Takao is a 15-year-old boy in Shinjuku. He skips school on mornings when it rains and goes to a lush green public garden. There he sits in a shelter near a pagoda and a beautiful big pond. He sketches shoe designs, hoping to be a shoemaker one day. “The reason I chose shoemaking to be the boy’s ambition was because it’s a really personal thing,” Makoto Shinkai said. “.. And I wanted to portray Takao as someone who was, through shoemaking, wanting to make personal links with people and connect with other people.”
It is the rainy season, and it is raining when Takao meets 27-year-old Yukino at the shelter. He sketches while she drinks beer and eats chocolate.
Makoto Shinkai said there were many symbols in The Garden of Words. “For example, rain is something you can’t stop from falling on anyone’s heads,” Makoto Shinkai said. “It just comes naturally…That symbolizes love as well. It just happens. You can’t stop it from happening. And that’s the symbolism that I used.”
Each day Takao prays for rain.
Their relationship grows. He sketches her feet, measuring them for his shoe designs, tracing around them.
She is a bit lost in life. He wants to make her shoes for her to walk a new path.
Feet and shoes are also symbols in Garden of Words. “In terms of the feet and the shoes, when I was interviewing women for this film, I might ask a question: Would you show someone your feet? Most people answered, No, no way… So for a 15 year old boy, having to touch or see a woman’s feet was what Takao said: the mystery of life itself.”
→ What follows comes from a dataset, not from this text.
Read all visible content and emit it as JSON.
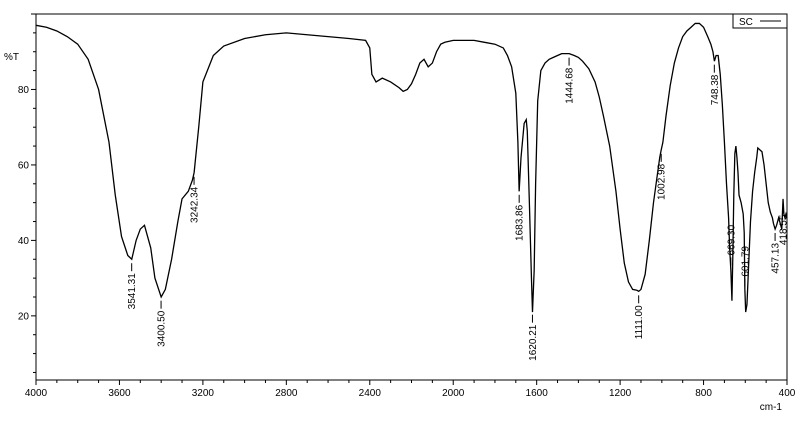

Thunder is another symbol used in the movie. As Yukino departs from Takao on the first day they meet, she quotes from a tanka (a traditional Japanese poetry style). The tanka uses imagery like rain and “a faint clap of thunder”. Traditionally in Japanese culture, Mr Shinkai said, thunder represents a good harvest and God’s life. When it claps in the background at the park, it gave Yukino a goddess imagery, he said.